Ohhhhh. Is this disgusting or what? What’s the matter with me? Do you think he was going to kiss me? I wish there was a manual for this sort of thing, something that would tell you about holding hands and kissing. When should this happen? How many days should you hold hands before you kiss? Sometimes I just can’t wait for that kiss, but sometimes I think, Ugh! Please don’t ! I wish I’d make up my mind. I wonder if Alex thinks the same things. Do boys actually think about this mushy stuff? Or do they just automatically know what to do?
We’re going to the movies again tomorrow. Only this time we will INSIST on walking and NOT TELL Carl Ray where we are going!

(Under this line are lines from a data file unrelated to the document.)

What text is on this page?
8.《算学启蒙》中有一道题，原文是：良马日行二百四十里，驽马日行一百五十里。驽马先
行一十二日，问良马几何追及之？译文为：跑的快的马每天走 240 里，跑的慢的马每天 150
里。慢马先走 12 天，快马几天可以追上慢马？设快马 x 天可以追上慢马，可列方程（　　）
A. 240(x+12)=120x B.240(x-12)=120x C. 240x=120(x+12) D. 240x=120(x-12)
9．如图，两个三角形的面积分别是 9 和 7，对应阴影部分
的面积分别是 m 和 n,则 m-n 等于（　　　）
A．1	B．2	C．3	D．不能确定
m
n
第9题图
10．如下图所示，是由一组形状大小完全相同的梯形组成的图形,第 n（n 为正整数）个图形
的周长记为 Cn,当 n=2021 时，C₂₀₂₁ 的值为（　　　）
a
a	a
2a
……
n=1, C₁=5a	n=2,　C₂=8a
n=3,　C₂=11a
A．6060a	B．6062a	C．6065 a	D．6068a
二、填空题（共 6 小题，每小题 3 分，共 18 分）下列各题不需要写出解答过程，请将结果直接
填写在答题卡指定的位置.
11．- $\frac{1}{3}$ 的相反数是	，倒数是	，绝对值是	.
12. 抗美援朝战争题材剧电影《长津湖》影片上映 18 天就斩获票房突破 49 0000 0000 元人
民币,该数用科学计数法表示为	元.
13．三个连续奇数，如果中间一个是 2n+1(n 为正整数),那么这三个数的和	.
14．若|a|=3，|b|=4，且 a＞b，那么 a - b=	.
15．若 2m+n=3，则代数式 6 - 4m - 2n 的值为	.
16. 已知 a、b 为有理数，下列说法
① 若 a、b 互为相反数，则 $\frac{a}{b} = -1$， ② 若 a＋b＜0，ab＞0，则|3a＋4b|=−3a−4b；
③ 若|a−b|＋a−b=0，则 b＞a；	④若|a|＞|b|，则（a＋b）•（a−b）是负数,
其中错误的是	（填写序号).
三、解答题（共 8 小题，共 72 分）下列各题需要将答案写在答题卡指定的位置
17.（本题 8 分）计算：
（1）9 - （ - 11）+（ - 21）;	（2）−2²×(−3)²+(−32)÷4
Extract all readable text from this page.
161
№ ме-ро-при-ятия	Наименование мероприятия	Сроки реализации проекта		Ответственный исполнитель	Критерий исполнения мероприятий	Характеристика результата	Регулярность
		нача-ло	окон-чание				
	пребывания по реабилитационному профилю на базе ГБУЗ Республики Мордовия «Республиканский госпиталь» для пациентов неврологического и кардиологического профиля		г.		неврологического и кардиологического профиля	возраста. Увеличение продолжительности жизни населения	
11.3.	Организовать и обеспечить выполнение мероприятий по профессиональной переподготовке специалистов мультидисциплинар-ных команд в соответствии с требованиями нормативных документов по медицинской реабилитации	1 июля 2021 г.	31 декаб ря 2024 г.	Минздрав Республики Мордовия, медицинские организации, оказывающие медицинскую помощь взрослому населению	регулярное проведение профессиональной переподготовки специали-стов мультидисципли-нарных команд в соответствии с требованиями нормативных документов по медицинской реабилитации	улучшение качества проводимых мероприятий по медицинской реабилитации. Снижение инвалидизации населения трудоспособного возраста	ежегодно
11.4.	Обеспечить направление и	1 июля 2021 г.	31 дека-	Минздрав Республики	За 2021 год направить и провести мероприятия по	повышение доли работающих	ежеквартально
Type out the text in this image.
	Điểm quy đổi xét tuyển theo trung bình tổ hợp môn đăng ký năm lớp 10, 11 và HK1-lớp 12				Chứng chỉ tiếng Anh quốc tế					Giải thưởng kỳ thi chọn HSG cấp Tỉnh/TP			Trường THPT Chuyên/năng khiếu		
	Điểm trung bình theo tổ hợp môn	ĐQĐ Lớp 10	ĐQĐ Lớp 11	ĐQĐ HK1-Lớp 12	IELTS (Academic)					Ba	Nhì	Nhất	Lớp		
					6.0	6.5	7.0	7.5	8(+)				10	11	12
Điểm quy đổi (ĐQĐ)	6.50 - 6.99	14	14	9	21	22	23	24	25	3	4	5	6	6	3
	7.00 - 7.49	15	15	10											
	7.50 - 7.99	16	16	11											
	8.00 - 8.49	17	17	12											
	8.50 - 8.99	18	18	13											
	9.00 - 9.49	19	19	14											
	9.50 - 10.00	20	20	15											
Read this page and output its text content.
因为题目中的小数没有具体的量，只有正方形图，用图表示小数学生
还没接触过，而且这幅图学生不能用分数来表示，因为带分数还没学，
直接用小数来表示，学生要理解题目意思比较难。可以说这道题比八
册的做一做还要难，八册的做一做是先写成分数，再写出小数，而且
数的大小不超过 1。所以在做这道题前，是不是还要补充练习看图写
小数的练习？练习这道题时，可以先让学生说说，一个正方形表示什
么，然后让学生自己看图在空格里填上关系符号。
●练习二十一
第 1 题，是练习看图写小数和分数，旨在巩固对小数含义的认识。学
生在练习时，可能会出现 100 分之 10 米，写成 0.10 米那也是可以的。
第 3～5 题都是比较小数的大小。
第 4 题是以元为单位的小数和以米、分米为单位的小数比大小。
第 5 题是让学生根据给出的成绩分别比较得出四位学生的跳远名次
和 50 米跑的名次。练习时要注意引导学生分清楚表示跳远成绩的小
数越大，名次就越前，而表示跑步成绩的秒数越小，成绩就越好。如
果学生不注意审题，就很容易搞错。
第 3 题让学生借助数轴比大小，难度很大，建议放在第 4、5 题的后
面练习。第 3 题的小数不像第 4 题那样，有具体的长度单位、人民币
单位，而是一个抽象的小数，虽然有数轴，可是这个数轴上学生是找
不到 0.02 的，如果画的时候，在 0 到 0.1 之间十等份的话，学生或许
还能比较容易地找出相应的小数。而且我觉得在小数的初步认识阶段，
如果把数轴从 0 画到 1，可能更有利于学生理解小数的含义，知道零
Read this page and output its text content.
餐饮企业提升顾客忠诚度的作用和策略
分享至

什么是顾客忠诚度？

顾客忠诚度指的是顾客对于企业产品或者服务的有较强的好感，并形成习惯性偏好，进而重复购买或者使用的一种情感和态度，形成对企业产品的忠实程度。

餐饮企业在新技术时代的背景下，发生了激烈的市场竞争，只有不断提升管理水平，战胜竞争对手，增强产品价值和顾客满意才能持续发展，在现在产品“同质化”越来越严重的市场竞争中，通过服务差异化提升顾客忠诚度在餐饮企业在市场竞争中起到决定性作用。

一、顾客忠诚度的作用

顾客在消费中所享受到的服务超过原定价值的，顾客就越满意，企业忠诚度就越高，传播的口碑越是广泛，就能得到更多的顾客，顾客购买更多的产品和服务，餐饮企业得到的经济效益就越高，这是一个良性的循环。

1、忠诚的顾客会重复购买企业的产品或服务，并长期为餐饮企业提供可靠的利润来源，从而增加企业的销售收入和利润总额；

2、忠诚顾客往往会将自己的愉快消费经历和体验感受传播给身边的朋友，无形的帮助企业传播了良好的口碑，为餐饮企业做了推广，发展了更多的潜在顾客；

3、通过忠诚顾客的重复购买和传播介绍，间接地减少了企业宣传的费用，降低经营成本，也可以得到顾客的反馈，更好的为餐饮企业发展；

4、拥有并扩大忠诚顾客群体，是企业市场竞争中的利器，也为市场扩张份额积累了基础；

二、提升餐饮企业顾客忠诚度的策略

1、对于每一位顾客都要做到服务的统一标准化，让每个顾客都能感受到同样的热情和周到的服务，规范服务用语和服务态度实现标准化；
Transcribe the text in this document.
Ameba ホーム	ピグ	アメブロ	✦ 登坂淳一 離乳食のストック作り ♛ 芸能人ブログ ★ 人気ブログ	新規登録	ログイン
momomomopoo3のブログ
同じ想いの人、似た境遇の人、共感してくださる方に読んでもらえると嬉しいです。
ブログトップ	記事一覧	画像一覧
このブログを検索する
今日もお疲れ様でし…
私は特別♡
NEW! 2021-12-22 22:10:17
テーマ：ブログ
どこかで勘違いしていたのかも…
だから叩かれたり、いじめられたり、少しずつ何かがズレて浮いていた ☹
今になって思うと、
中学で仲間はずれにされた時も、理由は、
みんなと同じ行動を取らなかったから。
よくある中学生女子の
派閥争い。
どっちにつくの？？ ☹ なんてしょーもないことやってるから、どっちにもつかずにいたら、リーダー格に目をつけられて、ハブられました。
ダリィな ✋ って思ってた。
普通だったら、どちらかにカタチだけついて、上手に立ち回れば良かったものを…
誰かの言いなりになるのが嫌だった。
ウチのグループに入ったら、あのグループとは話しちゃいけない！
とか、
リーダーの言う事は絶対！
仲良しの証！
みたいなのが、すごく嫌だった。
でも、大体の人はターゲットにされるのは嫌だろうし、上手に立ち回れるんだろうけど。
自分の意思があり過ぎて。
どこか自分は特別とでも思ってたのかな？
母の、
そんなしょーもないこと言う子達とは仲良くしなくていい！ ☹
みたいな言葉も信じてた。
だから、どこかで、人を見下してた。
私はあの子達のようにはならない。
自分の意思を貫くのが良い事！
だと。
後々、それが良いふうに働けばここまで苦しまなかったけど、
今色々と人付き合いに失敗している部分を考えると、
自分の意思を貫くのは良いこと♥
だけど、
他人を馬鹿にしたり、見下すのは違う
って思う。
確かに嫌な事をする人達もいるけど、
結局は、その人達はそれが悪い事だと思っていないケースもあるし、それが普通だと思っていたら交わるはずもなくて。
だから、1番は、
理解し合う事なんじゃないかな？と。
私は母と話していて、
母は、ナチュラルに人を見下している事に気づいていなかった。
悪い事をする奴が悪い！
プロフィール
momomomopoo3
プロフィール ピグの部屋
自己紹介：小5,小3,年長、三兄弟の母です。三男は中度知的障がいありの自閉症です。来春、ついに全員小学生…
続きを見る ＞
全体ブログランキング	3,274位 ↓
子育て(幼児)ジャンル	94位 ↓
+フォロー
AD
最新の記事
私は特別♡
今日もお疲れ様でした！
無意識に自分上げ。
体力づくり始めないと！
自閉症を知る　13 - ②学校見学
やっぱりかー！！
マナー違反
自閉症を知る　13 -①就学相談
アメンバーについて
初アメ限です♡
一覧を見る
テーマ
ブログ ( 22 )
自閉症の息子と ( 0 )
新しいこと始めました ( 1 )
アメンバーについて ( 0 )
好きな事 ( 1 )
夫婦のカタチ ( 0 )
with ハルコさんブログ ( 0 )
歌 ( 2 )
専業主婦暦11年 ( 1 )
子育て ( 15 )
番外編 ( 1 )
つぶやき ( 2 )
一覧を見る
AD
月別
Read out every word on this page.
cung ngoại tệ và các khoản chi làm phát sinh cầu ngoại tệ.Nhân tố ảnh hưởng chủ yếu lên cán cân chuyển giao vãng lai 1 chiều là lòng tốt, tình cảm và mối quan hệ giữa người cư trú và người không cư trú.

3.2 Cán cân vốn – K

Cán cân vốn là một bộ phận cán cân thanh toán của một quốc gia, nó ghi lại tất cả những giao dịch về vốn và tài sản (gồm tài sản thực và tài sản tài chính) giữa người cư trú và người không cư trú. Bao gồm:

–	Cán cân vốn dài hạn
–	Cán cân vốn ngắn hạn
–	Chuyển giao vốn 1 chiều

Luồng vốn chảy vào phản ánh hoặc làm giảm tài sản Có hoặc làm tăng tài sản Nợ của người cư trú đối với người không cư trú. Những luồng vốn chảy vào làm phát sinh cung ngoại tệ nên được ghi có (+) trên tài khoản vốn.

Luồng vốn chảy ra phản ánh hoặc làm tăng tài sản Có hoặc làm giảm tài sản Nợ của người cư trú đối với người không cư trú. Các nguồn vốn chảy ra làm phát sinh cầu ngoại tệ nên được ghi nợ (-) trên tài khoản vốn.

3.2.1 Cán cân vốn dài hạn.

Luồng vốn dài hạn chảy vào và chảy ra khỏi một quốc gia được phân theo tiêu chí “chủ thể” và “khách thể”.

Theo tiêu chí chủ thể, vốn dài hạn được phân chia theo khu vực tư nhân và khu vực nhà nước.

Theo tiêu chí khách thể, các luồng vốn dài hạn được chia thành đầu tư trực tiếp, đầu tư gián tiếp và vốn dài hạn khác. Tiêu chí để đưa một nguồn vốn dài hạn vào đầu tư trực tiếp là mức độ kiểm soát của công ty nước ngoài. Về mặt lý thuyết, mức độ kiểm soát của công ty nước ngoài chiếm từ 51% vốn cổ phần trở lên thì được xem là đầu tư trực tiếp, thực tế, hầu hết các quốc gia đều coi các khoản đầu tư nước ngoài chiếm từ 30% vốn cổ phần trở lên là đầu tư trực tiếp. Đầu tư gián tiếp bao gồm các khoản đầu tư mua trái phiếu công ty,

Beth Ann has finally decided to take some action in her battle against Derek (who is now referred to as “that jerk”). She has read to me three drafts of the letter she is sending tomorrow. It’s all about how she loved him and trusted him and how he betrayed her and he could at least have the common decency to give her an explanation. She asked me if I thought she should send it and I said that I thought she should just forget him and NOT send it, but she decided to send it anyway. So much for my good advice.
The other thing she is thinking of doing is REVOLTING and shows you just how much this whole thing with Derek has affected her brain. She wanted to know, get this, if I thought CARL RAY liked her and if he maybe would ask her out if I suggested it!!!!!! I thought she was kidding, but she sure wasn’t. I said, “What for???” He’s four years older than Beth Ann, though I guess he doesn’t act it.
And she said, “Well, he’s kind of cute.”
And I said, “ Carl Ray ?” I really could not believe it. Carl Ray, cute? The same Carl Ray who sneaks around here and never makes up his stupid bed? That Carl Ray???
I told her I didn’t want any part of it, but she said that she only wanted to make Derek jealous, and if Carl Ray would ask her out, she would get him to take her to all the places she and Derek used to go so that maybe she would run into him and his new girlfriend, and that maybe if Derek saw her with someone else he would realize how much he missed her, and on and on.
Now, that’s a desperate mind at work, if you ask me.
I didn’t agree to anything yet. I said I had to think about it.
Honestly.
Friday, July 20
I have about a million things to say, but my brain is too mushy from being with Alex, so they will all have to wait for tomorrow. I do love Alex Cheevey!!!!
Saturday, July 21
Saw Alex again, so cannot think.
A lot is happening, though, so I promise to catch up tomorrow.
Sunday, July 22
There are wicked thunderstorms outside right now. The wind is bashing the trees around and the trash cans are rolling down the driveway.
Mrs. Zollar said that Shakespeare and his buddies thought that if there was a storm, it was because the universe was out of whack somewhere. And the Greeks believed storms were caused by gods who were mad at someone. Actually, I think it’s just a storm.